Suatu ketika, ada seorang anak yang sedang mengikuti sebuah
lomba balap mobil mainan. Suasana sungguh meriah siang itu. Sebab, ini adalah
babak final. Hanya tersisa 4 orang sekarang dan mereka memamerkan setiap mobil
mainan yang dimiliki. Semuanya buatan sendiri, sebab memang begitulah
peraturannya.
Ada seorang anak bernama Mark. Mobilnya tak istimewa, namun
ia termasuk dalam 4 anak yang masuk final. Dibanding semua lawannya, mobil Mark
lah yang paling tak sempurna. Beberapa anak menyangsikan kekuatan mobil itu
untuk berpacu melawan mobil lainnya.
Yah, memang mobil itu tak begitu menarik. Dengan kayu
yang sederhana dan sedikit lampu kedip diatasnya. Tentu tak sebanding dengan
hiasan mewah yang dimiliki mobil mainan lainnya. Namun, Mark bangga dengan itu
semua, sebab mobil itu buatan tangannya sendiri.
Tibalah saat yang dinantikan. Final kejuaran mobil
balap mainan segera dimulai. Setiap anak mulai bersiap di garis start, untuk
mendorong mobil mereka kencang-kencang. Di setiap jalur lintasan, telah siap 4
mobil dengan 4 “pembalap” kecilnya. Lintasan itu berbentuk lingkaran dengan 4
jalur terpisah diantaranya.
Namun, sesaat kemudian, Mark meminta waktu sebentar
sebelum lomba dimulai. Ia tampak berkomat-kamit seperti sedang berdoa. Matanya
terpejam, dengan tangan yang bertangkup memanjatkan doa. Lalu, semenit kemudian,
ia berkata, “Ya, aku siap!”.
Dor. Tanda telah dimulai. Dengan satu hentakan kuat,
mereka mulai mendorong mobilnya kuat-kuat. Semua mobil itupun meluncur dengan
cepat. Setiap orang bersorak-sorai, bersemangat, menjagokan mobilnya
masing-masing.
“Ayo…ayo…cepat, maju…maju…”, begitu teriak mereka.
Ahhaa..sang pemenang harus ditentukan, tali lintasan
finish pun telah terlambai. Dan, Mark lah pemenangnya. Ya, semuanya senang.
Begitu juga Mark. Ia berucap, dan berkomat-kamit dalam hati, “Terima kasih”.

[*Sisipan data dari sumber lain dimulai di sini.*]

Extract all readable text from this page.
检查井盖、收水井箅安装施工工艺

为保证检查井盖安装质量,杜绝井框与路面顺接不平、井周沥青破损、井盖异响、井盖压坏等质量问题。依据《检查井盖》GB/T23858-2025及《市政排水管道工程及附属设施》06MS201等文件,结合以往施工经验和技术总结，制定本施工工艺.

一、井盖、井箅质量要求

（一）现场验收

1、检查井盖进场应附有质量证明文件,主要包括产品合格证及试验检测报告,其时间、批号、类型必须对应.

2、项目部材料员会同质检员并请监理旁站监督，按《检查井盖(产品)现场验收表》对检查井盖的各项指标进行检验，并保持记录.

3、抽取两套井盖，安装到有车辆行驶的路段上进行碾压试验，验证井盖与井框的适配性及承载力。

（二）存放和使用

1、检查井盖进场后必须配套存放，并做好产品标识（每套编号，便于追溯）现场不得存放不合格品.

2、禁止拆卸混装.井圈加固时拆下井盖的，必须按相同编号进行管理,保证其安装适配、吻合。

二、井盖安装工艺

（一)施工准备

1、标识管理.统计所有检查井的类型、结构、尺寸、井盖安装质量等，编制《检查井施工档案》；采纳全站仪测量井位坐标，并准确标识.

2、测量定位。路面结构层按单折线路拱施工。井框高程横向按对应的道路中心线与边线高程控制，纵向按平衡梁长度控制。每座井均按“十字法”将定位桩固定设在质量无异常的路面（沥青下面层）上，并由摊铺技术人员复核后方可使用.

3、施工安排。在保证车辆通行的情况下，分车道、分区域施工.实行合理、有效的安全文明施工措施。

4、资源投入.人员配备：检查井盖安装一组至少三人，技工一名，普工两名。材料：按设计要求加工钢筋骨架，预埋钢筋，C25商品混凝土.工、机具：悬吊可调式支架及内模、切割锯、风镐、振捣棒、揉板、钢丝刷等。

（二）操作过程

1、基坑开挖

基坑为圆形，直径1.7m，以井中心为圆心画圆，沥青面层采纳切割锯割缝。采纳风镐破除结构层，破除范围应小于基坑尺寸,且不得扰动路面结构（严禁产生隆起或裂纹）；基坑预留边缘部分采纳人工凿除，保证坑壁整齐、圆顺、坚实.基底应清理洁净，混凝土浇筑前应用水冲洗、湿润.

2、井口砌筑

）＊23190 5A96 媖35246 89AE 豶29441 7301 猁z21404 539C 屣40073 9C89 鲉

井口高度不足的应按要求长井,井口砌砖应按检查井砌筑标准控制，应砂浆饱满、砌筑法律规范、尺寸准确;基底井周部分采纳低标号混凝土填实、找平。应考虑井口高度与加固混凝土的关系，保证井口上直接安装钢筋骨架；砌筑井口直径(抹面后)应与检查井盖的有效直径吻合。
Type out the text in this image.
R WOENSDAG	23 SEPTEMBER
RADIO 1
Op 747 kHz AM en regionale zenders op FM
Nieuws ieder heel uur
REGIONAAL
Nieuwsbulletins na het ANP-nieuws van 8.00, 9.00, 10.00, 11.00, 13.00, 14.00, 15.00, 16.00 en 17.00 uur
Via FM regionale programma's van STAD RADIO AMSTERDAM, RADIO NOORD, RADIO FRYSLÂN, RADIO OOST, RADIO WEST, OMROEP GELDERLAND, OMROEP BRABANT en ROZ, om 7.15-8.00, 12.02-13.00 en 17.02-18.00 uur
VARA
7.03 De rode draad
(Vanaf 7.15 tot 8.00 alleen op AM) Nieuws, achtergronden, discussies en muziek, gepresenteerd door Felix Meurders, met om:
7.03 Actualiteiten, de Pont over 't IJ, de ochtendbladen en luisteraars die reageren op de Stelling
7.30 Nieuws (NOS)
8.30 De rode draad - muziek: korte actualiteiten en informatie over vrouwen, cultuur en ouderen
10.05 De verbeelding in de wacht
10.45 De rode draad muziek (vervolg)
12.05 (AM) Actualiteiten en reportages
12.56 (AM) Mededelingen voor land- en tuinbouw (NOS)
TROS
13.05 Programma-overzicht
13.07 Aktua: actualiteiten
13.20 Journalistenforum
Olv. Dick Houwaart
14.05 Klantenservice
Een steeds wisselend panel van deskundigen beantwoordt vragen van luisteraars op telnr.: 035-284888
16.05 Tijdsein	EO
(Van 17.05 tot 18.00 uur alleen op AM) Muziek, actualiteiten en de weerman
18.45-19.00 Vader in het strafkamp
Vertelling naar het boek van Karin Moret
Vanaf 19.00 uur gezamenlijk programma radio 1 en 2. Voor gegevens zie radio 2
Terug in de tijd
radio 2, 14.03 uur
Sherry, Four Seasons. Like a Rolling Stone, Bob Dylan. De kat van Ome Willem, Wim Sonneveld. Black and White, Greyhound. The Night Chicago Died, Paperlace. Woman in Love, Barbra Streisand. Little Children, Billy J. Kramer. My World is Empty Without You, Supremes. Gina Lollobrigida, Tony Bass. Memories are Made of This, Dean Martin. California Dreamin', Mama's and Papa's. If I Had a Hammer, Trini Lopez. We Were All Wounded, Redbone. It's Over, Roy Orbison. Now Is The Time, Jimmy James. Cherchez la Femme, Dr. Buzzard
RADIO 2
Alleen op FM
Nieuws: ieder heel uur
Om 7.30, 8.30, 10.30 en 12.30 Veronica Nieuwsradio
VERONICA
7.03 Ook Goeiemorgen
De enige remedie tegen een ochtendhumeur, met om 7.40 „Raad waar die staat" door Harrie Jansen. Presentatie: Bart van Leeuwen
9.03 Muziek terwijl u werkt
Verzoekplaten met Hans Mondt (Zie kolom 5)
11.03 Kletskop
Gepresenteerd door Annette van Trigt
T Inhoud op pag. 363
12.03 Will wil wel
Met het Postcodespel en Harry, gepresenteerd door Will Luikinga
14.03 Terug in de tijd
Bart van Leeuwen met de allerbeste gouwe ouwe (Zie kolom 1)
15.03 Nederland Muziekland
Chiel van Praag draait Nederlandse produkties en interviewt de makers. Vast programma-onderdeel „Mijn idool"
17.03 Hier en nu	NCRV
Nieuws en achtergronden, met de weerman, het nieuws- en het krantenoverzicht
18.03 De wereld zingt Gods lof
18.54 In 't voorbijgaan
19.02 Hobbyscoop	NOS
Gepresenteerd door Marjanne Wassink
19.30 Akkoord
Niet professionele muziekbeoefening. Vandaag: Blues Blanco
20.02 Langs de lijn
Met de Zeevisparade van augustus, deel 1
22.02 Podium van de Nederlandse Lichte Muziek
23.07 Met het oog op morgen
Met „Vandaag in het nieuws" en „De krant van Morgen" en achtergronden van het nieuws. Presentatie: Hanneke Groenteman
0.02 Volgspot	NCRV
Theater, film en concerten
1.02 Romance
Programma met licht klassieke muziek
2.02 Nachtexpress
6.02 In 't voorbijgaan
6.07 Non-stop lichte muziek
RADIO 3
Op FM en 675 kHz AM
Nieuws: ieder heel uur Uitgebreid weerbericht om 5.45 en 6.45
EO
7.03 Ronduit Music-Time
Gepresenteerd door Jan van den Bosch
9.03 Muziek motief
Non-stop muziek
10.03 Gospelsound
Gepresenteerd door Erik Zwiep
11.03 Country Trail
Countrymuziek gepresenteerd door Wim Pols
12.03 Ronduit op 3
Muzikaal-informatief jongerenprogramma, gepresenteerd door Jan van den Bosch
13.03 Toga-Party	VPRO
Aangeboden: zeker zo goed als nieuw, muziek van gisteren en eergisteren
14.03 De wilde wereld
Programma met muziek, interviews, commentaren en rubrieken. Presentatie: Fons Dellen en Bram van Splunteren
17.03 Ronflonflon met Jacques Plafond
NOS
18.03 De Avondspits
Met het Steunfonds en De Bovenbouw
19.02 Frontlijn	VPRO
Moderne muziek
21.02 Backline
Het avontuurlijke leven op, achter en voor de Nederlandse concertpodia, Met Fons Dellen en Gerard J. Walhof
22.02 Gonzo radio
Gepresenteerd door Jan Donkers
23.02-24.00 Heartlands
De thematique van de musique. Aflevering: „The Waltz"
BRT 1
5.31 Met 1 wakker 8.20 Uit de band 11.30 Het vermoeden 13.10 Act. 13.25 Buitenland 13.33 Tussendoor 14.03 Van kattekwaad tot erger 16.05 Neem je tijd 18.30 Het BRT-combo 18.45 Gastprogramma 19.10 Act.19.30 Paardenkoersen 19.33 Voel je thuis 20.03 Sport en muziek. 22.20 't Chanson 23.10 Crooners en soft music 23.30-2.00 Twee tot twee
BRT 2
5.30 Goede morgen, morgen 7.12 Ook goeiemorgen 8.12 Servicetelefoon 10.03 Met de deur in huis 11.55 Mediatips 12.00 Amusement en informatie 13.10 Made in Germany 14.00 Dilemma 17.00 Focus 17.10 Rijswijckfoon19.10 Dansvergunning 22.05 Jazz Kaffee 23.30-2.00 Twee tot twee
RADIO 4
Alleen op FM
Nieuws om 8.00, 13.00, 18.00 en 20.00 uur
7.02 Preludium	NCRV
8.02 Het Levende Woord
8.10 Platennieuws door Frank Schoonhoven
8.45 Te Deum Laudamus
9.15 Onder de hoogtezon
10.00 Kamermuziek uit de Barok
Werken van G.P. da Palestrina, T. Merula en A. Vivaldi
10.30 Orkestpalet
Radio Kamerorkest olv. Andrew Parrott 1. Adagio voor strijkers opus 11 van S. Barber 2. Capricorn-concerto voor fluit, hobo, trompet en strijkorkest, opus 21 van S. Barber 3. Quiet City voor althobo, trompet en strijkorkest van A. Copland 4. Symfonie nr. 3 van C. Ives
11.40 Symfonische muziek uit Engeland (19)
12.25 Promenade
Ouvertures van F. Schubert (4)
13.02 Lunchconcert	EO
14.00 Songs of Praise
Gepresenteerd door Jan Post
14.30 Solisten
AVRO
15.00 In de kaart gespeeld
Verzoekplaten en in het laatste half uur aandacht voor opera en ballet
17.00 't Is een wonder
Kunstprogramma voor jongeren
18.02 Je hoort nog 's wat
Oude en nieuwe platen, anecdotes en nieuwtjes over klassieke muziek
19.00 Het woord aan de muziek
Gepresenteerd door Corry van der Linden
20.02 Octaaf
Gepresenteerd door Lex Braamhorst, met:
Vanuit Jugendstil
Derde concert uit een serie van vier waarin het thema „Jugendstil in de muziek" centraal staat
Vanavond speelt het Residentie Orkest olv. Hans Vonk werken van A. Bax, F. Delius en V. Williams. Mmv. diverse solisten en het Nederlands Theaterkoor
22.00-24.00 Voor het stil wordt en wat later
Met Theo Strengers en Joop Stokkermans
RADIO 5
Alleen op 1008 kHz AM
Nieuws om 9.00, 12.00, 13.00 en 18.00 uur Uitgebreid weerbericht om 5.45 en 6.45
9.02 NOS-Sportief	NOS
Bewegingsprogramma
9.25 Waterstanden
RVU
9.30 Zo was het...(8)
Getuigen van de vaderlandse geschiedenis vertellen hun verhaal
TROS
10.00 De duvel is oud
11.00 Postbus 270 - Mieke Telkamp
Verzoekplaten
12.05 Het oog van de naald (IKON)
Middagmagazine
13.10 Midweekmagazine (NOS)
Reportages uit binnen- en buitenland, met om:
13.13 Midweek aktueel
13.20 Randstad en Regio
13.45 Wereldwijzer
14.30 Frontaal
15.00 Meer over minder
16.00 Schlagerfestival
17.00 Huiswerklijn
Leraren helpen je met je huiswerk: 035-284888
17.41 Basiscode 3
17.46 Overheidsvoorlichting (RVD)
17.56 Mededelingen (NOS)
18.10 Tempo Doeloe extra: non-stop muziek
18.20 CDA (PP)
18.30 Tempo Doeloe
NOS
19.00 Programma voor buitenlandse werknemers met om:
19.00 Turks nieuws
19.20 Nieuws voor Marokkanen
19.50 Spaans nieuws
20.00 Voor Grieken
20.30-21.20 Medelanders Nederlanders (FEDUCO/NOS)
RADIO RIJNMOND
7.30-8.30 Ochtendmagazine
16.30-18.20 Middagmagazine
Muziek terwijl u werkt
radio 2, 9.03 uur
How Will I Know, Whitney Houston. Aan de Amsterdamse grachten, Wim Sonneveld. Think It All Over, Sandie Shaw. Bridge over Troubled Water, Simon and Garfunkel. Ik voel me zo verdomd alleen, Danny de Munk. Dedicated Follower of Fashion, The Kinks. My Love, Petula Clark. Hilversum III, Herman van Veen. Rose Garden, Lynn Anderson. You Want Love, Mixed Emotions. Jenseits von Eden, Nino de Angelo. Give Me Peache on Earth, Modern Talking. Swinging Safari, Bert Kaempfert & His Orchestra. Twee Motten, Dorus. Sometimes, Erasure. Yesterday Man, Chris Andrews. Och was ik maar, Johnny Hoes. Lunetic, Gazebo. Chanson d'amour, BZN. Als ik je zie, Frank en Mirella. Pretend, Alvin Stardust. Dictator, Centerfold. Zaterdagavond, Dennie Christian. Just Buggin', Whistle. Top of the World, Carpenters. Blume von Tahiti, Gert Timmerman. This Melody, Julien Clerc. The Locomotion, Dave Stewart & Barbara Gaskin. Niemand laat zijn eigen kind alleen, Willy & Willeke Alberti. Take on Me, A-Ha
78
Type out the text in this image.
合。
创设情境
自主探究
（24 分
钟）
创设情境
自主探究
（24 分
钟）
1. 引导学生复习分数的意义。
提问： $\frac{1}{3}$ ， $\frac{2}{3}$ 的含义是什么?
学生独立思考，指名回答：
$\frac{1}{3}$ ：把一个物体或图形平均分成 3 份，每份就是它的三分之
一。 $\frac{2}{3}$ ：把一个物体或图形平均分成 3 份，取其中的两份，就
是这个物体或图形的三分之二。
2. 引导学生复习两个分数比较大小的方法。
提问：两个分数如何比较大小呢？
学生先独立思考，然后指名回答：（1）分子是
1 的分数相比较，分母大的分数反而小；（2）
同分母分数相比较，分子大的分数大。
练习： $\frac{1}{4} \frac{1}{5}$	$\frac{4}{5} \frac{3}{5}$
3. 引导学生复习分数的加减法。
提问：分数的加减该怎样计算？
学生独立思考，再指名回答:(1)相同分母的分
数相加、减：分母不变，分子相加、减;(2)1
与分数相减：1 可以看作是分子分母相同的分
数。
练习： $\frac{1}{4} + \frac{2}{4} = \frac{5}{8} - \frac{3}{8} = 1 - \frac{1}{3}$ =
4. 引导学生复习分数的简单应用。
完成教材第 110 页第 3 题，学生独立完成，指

Saat pembagian piala tiba. Mark maju ke depan dengan
bangga. Sebelum piala itu diserahkan, ketua panitia bertanya,
“Hai jagoan, kamu pasti tadi berdoa kepada Tuhan agar
kamu menang, bukan?”.
Mark terdiam.
“Bukan Pak, bukan itu yang aku panjatkan, kata Mark.
Ia lalu melanjutkan,
“Sepertinya, tak adil untuk meminta pada Tuhan untuk
menolongmu mengalahkan orang lain. Aku hanya bermohon pada Tuhan, supaya aku
tak menangis jika aku kalah”.
Semua hadirin terdiam mendengar itu. Setelah beberapa saat, terdengarlah gemuruh tepuk tangan yang memenuhi ruangan.